Они еще немного поговорили, и женщина ушла. Но на другой день снова села рядом.

— Холодно сегодня.

— Да.

— Ждете кого-нибудь?

— Некого мне ждать...

— Знаете что, идемте ко мне. Уж ради нашего знакомства бутылочку разопьем.

— У меня нет денег, и поэтому никакой бутылочки быть не может.

— Если я приглашаю, значит, я и угощаю. А уж вы не отказывайтесь, не обижайте меня.

Жила она на Кировском проспекте, в коммунальной квартире, занимая небольшую комнату, заставленную всякими необходимыми вещами.

— Садитесь, как вас, извините, не знаю? Не спросила пораньше-то, — накрывая стол простенькой скатертью, сказала женщина. — Меня Елизаветой Николаевной.

— Василий Николаевич.

— Значит, отцы у нас Николаи. Чего ж они, Николаи, таких незадачливых нас на свет выпустили?

— Это от них не зависело. Такая уж невеселая у нас с вами линия, как вы говорите.

— Это верно. А что, правда, будто можно по линиям на руке всю жизнь человека рассказать и предсказать?

— Говорят, есть такие умельцы. Только ни к чему это. И без них все ясно.

— Ну нет, не скажите, много еще неясного в нашей жизни, хоть вас или меня взять. Никто, ничего не знает, что ожидает его. Может, такая радость, какая и во сне не привидится. — Разговаривая, она расставила тарелки с закуской, попросила своего гостя открыть бутылку и, корда он открыл, перелила водку в графин. — Так поприличнее будет. А то, кто придет, подумают про нас: пьяницы сидят, прямо из бутылки хлещут.

— Во мне бы не ошиблись.

— Ну это вы зря! Не надо так на себя... Вы еще молодой, у вас все впереди...

И только тут он попристальнее всмотрелся в ее лицо и увидал, что и она молода, в таких же, как и он, годах, а теперь, без платка, и миловидна, с короткой прической, с тонкой шеей и небольшими, но удивительно ясными глазами.

— Ну вот, давайте и выпьем, — сказала она и протянула к нему свою рюмку, чтобы он с нею чокнулся, и он чокнулся. После чего выпили.

— А вы чего же не закусываете? — спросила она, подвигая к нему селедку.

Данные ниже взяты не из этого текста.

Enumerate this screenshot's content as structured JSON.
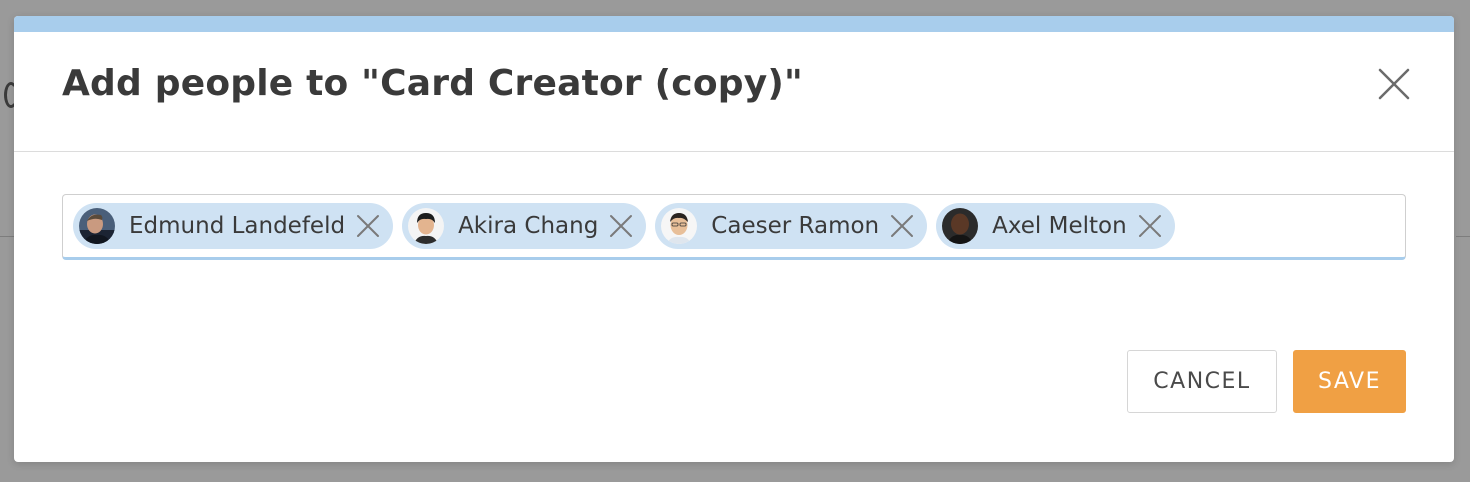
{
  "dialog": {
    "title": "Add people to \"Card Creator (copy)\"",
    "close_icon": "close-icon",
    "accent_color": "#a8cdec"
  },
  "people_field": {
    "value": "",
    "chips": [
      {
        "name": "Edmund Landefeld",
        "avatar_icon": "avatar",
        "remove_icon": "remove-icon"
      },
      {
        "name": "Akira Chang",
        "avatar_icon": "avatar",
        "remove_icon": "remove-icon"
      },
      {
        "name": "Caeser Ramon",
        "avatar_icon": "avatar",
        "remove_icon": "remove-icon"
      },
      {
        "name": "Axel Melton",
        "avatar_icon": "avatar",
        "remove_icon": "remove-icon"
      }
    ],
    "chip_color": "#cfe2f3"
  },
  "actions": {
    "cancel_label": "CANCEL",
    "save_label": "SAVE",
    "save_color": "#f0a044"
  }
}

— Спасибо, не хочу, — приложив руку к груди, поблагодарил Василий Николаевич, и на самом деле не испытывая голода, хотя давно уже сытно не ел. Зато с жадным нетерпением стал ждать той минуты, когда хозяйка снова наполнит рюмки. И когда наполнила, то с еще большей охотой выпил. И опять не закусил.

— Да что же вы, Василий Николаевич, и не притронетесь ни к чему? Так нельзя, ну-ка возьмите селедочки...

И он, чтобы не обидеть ее, съел кусок селедки.

— А теперь колбаски.

Съел и колбаски, не догадываясь о том, что Елизавета Николаевна прекрасно понимает его состояние и только делает вид, что не замечает, как он без всякого желания, вяло жует колбасу или селедку.

— А теперь польем чайку, — предложила она.

Он хотел было попросить еще рюмку, но посчитал это неудобным и, нахмурившись, принялся за чай.

— А может, водочки желаете? — словно бы спохватившись, спросила она.

— Пойду я, — неожиданно даже для себя сказал Василий Николаевич.

— Да что уж так! — удивилась Елизавета Николаевна. — Вроде и время-то раннее. Или дела какие?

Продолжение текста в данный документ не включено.